Third, a reduction of immunity during reproduction might result from glucocorticosteroid-induced immunosuppression rather than from a trade-off with costly breeding activities per se. Because of the short breeding season in the temperate region and the high investment in each breeding attempt, the reproductive season is thought to be the most energy demanding for temperate species (Hasselquist, 2007). Under such conditions, birds are known to enhance their glucocorticosteroid secretion and thereby reallocate resources to induce physiological and behavioural changes (Wingfield et al., 1998). A suppression of the (innate) immune system might allow the reallocation of resources towards physiological processes that enhance their survival. Also, the higher risk of immunopathology in periods of increased workload might make a downregulation of the immune system beneficial (Råberg et al., 1998). Yet, an empirical study of the effects of corticosterone on the immune system in barn owl (Tyto alba) nestlings could only partly support this hypothesis as corticosterone administration resulted in a reduction of humoral acquired immunity but did not change constitutive innate immunity (Stier et al., 2009).

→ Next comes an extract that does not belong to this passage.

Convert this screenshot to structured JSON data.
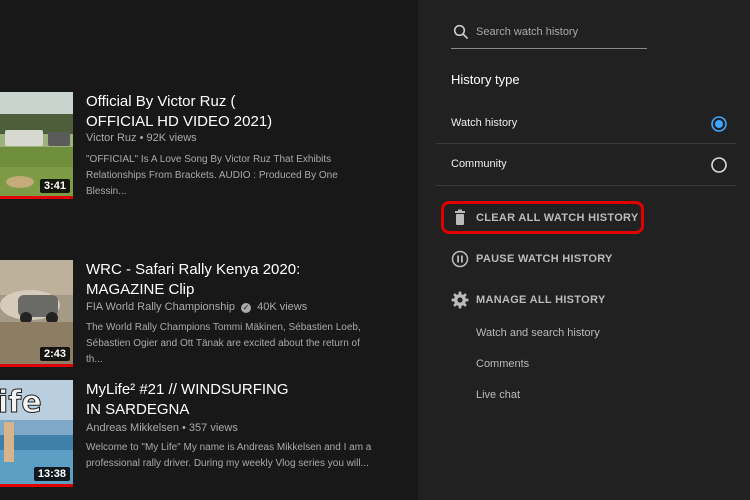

Fourth, rather than decreasing during reproduction, innate immune responses may increase post-breeding in response to environmental cues. Indeed, while great tits are highly exposed to fleas during the breeding season only, the possibility cannot be excluded that they are exposed to other parasites post-breeding.

In conclusion, we have shown that innate immune responses appear to vary in relation to ectoparasite load, age and season. However, the proximate and ultimate mechanisms underlying this variation, and the consequences thereof, are still poorly understood. Therefore, further experimental study of taxa that span a wide range of life-history strategies is required.